Júlio Vila Nova juliovilanova@ig.com.br Da página de Opinião do JC A exaltação ao frevo tem sido feita de maneiras diversas, pelo som, na criação de nossos artistas, e pela palavra, na voz de muitos comentaristas.
Entre estes, causou-nos surpresa Gustavo Krause, em artigo publicado recentemente no JC.
Não pelo estilo, reconhecidamente elegante, ao mesmo tempo leve e requintado, entre citações de Capiba, Michiles, Leonardo Dantas e Mário de Andrade.
A surpresa - e estranheza - deve-se ao título, Frevo drogado: uma infelicidade, mesmo sabendo tratar-se de ironia, neste caso sem muita fineza.
O alvo é a Prefeitura do Recife, por causa do patrocínio para a Escola de Samba Mangueira.
De fato, é de lamentar muito a vinculação do nome da escola verde e rosa ao problema do tráfico de drogas exatamente agora, às vésperas do Carnaval que terá o frevo como seu tema.
Lamentamos profundamente, sabendo que vêm de outros tempos tais ligações tenebrosas, no mundo carnavalesco do Rio.
Lamentamos, mas a expectativa geral é de que o desfile supere tudo isso, e de que o saldo seja altamente positivo, não apenas para o caixa da escola de samba, como ressalta o autor do artigo citado, mas também para a imagem do frevo e da minha, da sua, da nossa terra, este Pernambuco decantado por ele.
Não se trata, claro esteja, de fazer aqui a defesa intransigente da prefeitura, quanto à organização do Carnaval. À parte a justa opinião corrente sobre o evidente salto qualitativo da festa, nas duas gestões do prefeito João Paulo, com a consolidação da marca do Carnaval Multicultural, acertadíssima, não se pode deixar de apontar um certo desvirtuamento do verdadeiro sentido do Carnaval do Recife, quanto à sua vocação autêntica, como imensa festa de rua, promovida pelas muitas e valorosas agremiações.
Acontece que supervalorizou-se o palco como cenário da festa, o que, aliás, é herança de gestões passadas.
Ressalte-se, porém, que isso não é algo de todo mau, porque atende aos anseios de variadas parcelas da população, com a correta política de descentralização que leva os mesmos shows do centro para a periferia.
Vale lembrar que também passam pelos palcos algumas das mais afinadas orquestras, ligadas às respectivas agremiações.
A reclamação mais constante e pertinente, nesse panorama, diz respeito à disparidade de valores dos cachês artísticos destinados a artistas locais, incluindo as orquestras, e a alguns convidados.
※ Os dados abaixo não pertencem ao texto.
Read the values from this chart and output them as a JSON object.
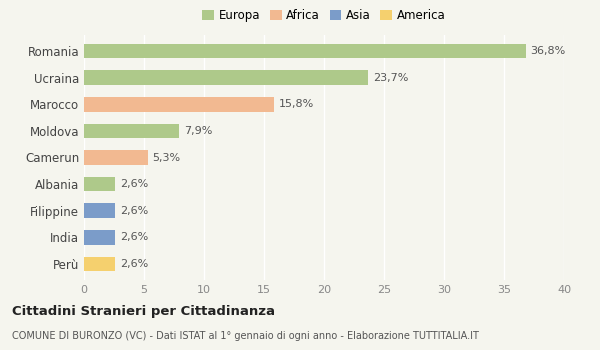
{
  "categories": [
    "Romania",
    "Ucraina",
    "Marocco",
    "Moldova",
    "Camerun",
    "Albania",
    "Filippine",
    "India",
    "Perù"
  ],
  "values": [
    36.8,
    23.7,
    15.8,
    7.9,
    5.3,
    2.6,
    2.6,
    2.6,
    2.6
  ],
  "labels": [
    "36,8%",
    "23,7%",
    "15,8%",
    "7,9%",
    "5,3%",
    "2,6%",
    "2,6%",
    "2,6%",
    "2,6%"
  ],
  "colors": [
    "#aec98a",
    "#aec98a",
    "#f2b991",
    "#aec98a",
    "#f2b991",
    "#aec98a",
    "#7b9cc9",
    "#7b9cc9",
    "#f5d06e"
  ],
  "legend_labels": [
    "Europa",
    "Africa",
    "Asia",
    "America"
  ],
  "legend_colors": [
    "#aec98a",
    "#f2b991",
    "#7b9cc9",
    "#f5d06e"
  ],
  "xlim": [
    0,
    40
  ],
  "xticks": [
    0,
    5,
    10,
    15,
    20,
    25,
    30,
    35,
    40
  ],
  "title": "Cittadini Stranieri per Cittadinanza",
  "subtitle": "COMUNE DI BURONZO (VC) - Dati ISTAT al 1° gennaio di ogni anno - Elaborazione TUTTITALIA.IT",
  "bg_color": "#f5f5ee",
  "grid_color": "#ffffff",
  "bar_height": 0.55
}
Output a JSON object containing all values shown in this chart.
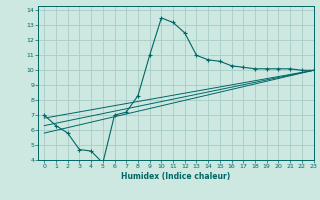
{
  "xlabel": "Humidex (Indice chaleur)",
  "ylabel": "",
  "bg_color": "#cce8e0",
  "grid_color": "#a8ccc8",
  "line_color": "#006666",
  "xlim": [
    -0.5,
    23
  ],
  "ylim": [
    4,
    14.3
  ],
  "xticks": [
    0,
    1,
    2,
    3,
    4,
    5,
    6,
    7,
    8,
    9,
    10,
    11,
    12,
    13,
    14,
    15,
    16,
    17,
    18,
    19,
    20,
    21,
    22,
    23
  ],
  "yticks": [
    4,
    5,
    6,
    7,
    8,
    9,
    10,
    11,
    12,
    13,
    14
  ],
  "line1_x": [
    0,
    1,
    2,
    3,
    4,
    5,
    6,
    7,
    8,
    9,
    10,
    11,
    12,
    13,
    14,
    15,
    16,
    17,
    18,
    19,
    20,
    21,
    22,
    23
  ],
  "line1_y": [
    7.0,
    6.3,
    5.8,
    4.7,
    4.6,
    3.8,
    7.0,
    7.2,
    8.3,
    11.0,
    13.5,
    13.2,
    12.5,
    11.0,
    10.7,
    10.6,
    10.3,
    10.2,
    10.1,
    10.1,
    10.1,
    10.1,
    10.0,
    10.0
  ],
  "line2_x": [
    0,
    23
  ],
  "line2_y": [
    5.8,
    10.0
  ],
  "line3_x": [
    0,
    23
  ],
  "line3_y": [
    6.3,
    10.0
  ],
  "line4_x": [
    0,
    23
  ],
  "line4_y": [
    6.8,
    10.0
  ]
}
Além disso, é ainda modesto demais o incentivo dado às agremiações, tanto as tradicionais, algumas centenárias, quanto as mais recentes.
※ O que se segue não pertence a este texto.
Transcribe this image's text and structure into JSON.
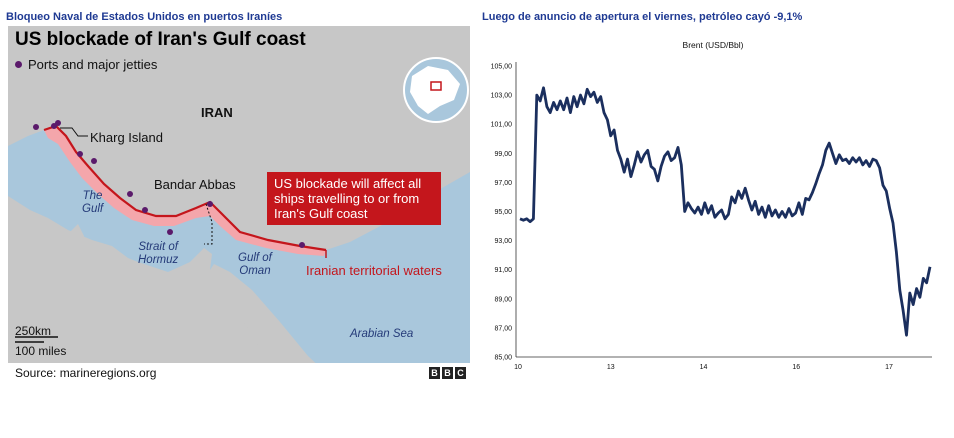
{
  "left_panel": {
    "title": "Bloqueo Naval de Estados Unidos en puertos Iraníes",
    "map": {
      "headline": "US blockade of Iran's Gulf coast",
      "legend": "Ports and major jetties",
      "labels": {
        "country": "IRAN",
        "kharg": "Kharg Island",
        "bandar": "Bandar Abbas",
        "gulf_line1": "The",
        "gulf_line2": "Gulf",
        "strait_line1": "Strait of",
        "strait_line2": "Hormuz",
        "oman_line1": "Gulf of",
        "oman_line2": "Oman",
        "arabian": "Arabian Sea"
      },
      "callout": "US blockade will affect all ships travelling to or from Iran's Gulf coast",
      "territorial": "Iranian territorial waters",
      "scale_km": "250km",
      "scale_miles": "100 miles",
      "source": "Source: marineregions.org",
      "logo": [
        "B",
        "B",
        "C"
      ],
      "colors": {
        "water": "#a9c7dc",
        "land": "#c7c7c7",
        "territorial": "#f4a6ab",
        "border": "#c4161c",
        "port": "#5b1a6b"
      }
    }
  },
  "right_panel": {
    "title": "Luego de anuncio de apertura el viernes, petróleo cayó -9,1%",
    "chart_data": {
      "type": "line",
      "title": "Brent (USD/Bbl)",
      "xlabel": "",
      "ylabel": "",
      "x_ticks": [
        "10",
        "13",
        "14",
        "16",
        "17"
      ],
      "y_ticks": [
        "85,00",
        "87,00",
        "89,00",
        "91,00",
        "93,00",
        "95,00",
        "97,00",
        "99,00",
        "101,00",
        "103,00",
        "105,00"
      ],
      "ylim": [
        85,
        105
      ],
      "grid": false,
      "line_color": "#1b2f5e",
      "series": [
        {
          "name": "",
          "values": [
            94.5,
            94.4,
            94.5,
            94.3,
            94.5,
            103.0,
            102.6,
            103.5,
            102.2,
            101.8,
            102.5,
            102.0,
            102.6,
            102.0,
            102.8,
            101.8,
            102.9,
            102.2,
            103.0,
            102.4,
            103.4,
            102.9,
            103.2,
            102.5,
            102.9,
            101.8,
            101.3,
            100.2,
            100.6,
            99.2,
            98.6,
            97.7,
            98.6,
            97.4,
            98.2,
            99.1,
            98.4,
            98.9,
            99.2,
            98.1,
            97.9,
            97.1,
            98.1,
            98.8,
            99.1,
            98.5,
            98.7,
            99.4,
            98.2,
            95.0,
            95.6,
            95.2,
            94.9,
            95.3,
            94.8,
            95.6,
            94.9,
            95.4,
            94.6,
            94.9,
            95.1,
            94.5,
            94.8,
            96.0,
            95.6,
            96.4,
            95.9,
            96.6,
            95.8,
            95.1,
            95.7,
            94.8,
            95.3,
            94.6,
            95.4,
            94.7,
            95.1,
            94.6,
            95.0,
            94.6,
            95.2,
            94.7,
            94.9,
            95.6,
            94.8,
            95.9,
            95.8,
            96.3,
            96.9,
            97.6,
            98.2,
            99.2,
            99.7,
            99.0,
            98.3,
            98.9,
            98.5,
            98.6,
            98.3,
            98.7,
            98.4,
            98.7,
            98.2,
            98.5,
            98.1,
            98.6,
            98.5,
            98.0,
            96.8,
            96.4,
            95.2,
            94.2,
            92.2,
            89.6,
            88.2,
            86.5,
            89.4,
            88.6,
            89.7,
            89.1,
            90.4,
            90.1,
            91.2
          ]
        }
      ]
    }
  }
}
Afinal, são elas a verdadeira alma do Carnaval do Recife, em seus desfiles pelas ruas.
Resta-nos dizer que Gustavo Krause, respeitável e reconhecida figura, por sua contribuição ao mundo intelectual e ao universo boêmio e carnavalesco do Estado, procurou atirar na vitoriosa gestão da prefeitura, com a qual não é afinado ideologicamente, mas acabou acertando o frevo, de modo lamentavelmente grosseiro.
Uma pena que, depois de construir tão bela argumentação em louvor ao gênero musical que é nossa própria identidade, o autor tenha concluído seu texto com a infeliz suposição de apresentar um novo tipo de Frevo, colocando-o assim ao lado da droga, apenas para ironizar o apoio da Prefeitura à Escola de samba carioca.
Pela grandeza do Frevo, e pelo que representa para nós, usa-lo assim, ainda mais com tais motivações político-ideológicas, não parece nada engraçado.
Júlio Vila Nova é professor e folião.